Riparte la saga di «Avatar», in Nuova Zelanda si girano i nuovi quattro film

Un film che ha riscritto le regole tra cinema e tecnologia, rendendo la visione un’esperienza quasi psichedelica, immersi per due ore e mezza in quella luce blu che attiva gli agenti regolatori della serotonina e ha il potere di ridurre la frequenza cardiaca. Sembrava di essere lì, nel mondo nient’affatto distopico di Pandora, un Eden che ancora una volta rischiava di essere compromesso dall’ambizione dell’uomo. Undici anni fa Avatar ha tracciato una linea tra il prima e il dopo. E si appresta a farlo anche adesso. Tra i primi set di Hollywood a ripartire dopo il lockdown c’è quello di Avatar 2, bloccato dal Covid insieme alle lavorazioni del terzo, quarto e quinto capitolo. Il produttore Jon Landau ha riacceso le luci con uno scatto pubblicato su Instagram insieme al regista James Cameron sulle piste dell’aeroporto di Wellington. Cameron, Landau e il resto della crew (una sessantina di addetti ai lavori) sono stati autorizzati a entrare in Nuova Zelanda perché considerati «soggetti di valore economico». Facile da credere visto che il primo Avatar incassò 2,7 miliardi di dollari (record battuto nel 2019 da Avengers: Endgame per soli 7 milioni di dollari) e ora si appresta a diventare una sorta di colossale serie tv per il cinema, con altri 4 capitoli previsti, budget da 1 miliardo di dollari, 250 milioni a film.

«Dal 2013 fino ad oggi abbiamo essenzialmente progettato l’intero universo che avremmo raccontato in questi quattro nuovi film — ha raccontato Cameron in un’intervista —. Abbiamo scritto i film e abbiamo terminato le sceneggiature di tutti e quattro i sequel. Abbiamo scelto gli attori e abbiamo girato le performance in motion capture per il secondo Avatar, per il terzo e per la prima parte del quarto». Nato in Canada, nella piccola città di Kapuskasing, Cameron è stato ispirato dalla natura selvaggia in cui è cresciuto. Più tardi, le immersioni — è un sub appassionato, con un batiscafo è si inerpicato all’ingiù nella Fossa delle Marianne — sono state l’occasione per esplorare gli oceani. Le esperienze in paesaggi così prepotenti hanno nutrito la sua immaginazione e hanno partorito il mondo di Pandora, il pianeta al centro di Avatar, un’ambientazione favolistica, lussureggiante e fantascientifica, una fauna e una flora da stropicciarsi la bocca aperta. Del resto il regista non ha mai nascosto il messaggio ambientalista del film: «Avatar è anche un film ambientalista e fa riflettere sul fatto che gli indigeni rimasti su questo pianeta — specialmente nelle foreste pluviali — sono una specie di cani da guardia della natura. Conoscono il modo corretto in cui gli esseri umani dovrebbero vivere in equilibrio con il loro mondo naturale».

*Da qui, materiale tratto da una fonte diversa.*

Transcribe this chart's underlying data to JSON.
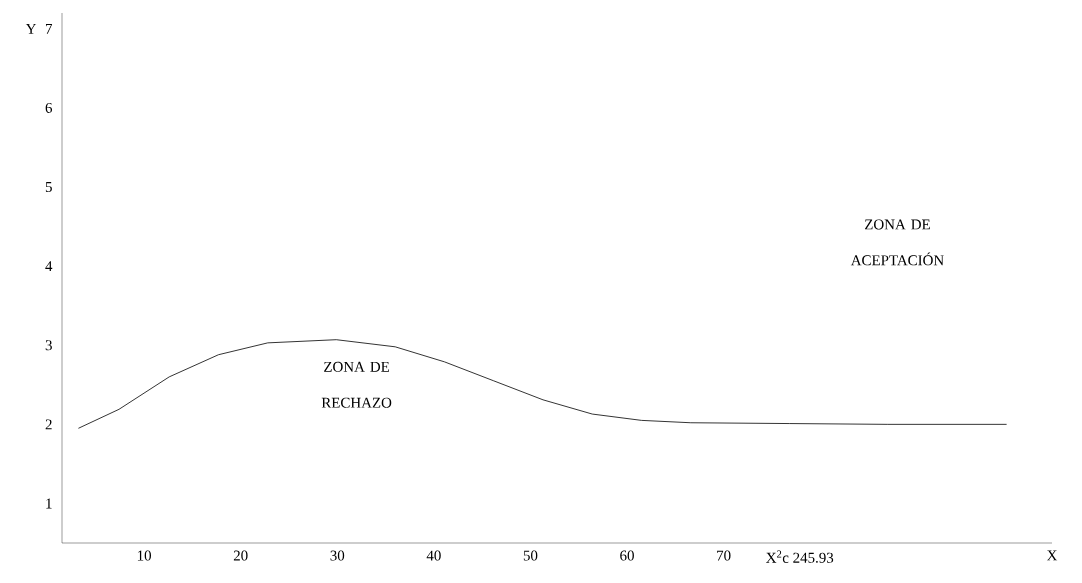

Se il mondo immaginato era visionario, la trama era senza’altro più scontata, con richiami a Balla coi lupi (il protagonista riesce a farsi accettare lentamente dalla «tribù» aliena dei Na’vi) e Pocahontas (l’indigena powhatan della Virginia che nel 1607 salvò la vita a un colono). «Le mie fonti sono state l’intera storia della civiltà europea che migrava nel nuovo mondo, fosse l’Australia o la Nuova Zelanda, il Sud o il Nord America, la conquista del nuovo mondo a spese di un numero enorme di indigeni. È una storia lunga e sanguinosa e penso che i punti di riferimento siano chiari».

Le tappe di Avatar sono state già scritte, i film usciranno a dicembre degli anni dispari: il secondo capitolo è previsto nel 2021, l’ultimo, Avatar 5, nel 2027. Si riparte da dove ci eravamo lasciati, ma qualche anno dopo con i due protagonisti Jake Sully (Sam Worthington) e Neytiri (Zoe Saldana) che sono diventati una famiglia. Il ruolo del cattivo è sempre cucito addosso al Colonnello Quaritch (Stephen Lang), una sorta di cyborg umano; mentre per i nuovi personaggi nel cast entrano Kate Winslet, Michelle Yeoh e Vin Diesel. Cameron crede nella scienza e nella fantascienza. «Sono la stessa cosa — la sua riflessione — uno studia Fisica e Astronomia, come ho fatto io, perché vuole capire l’universo. C’è chi ci prova con la religione e c’è chi lo fa con la scienza».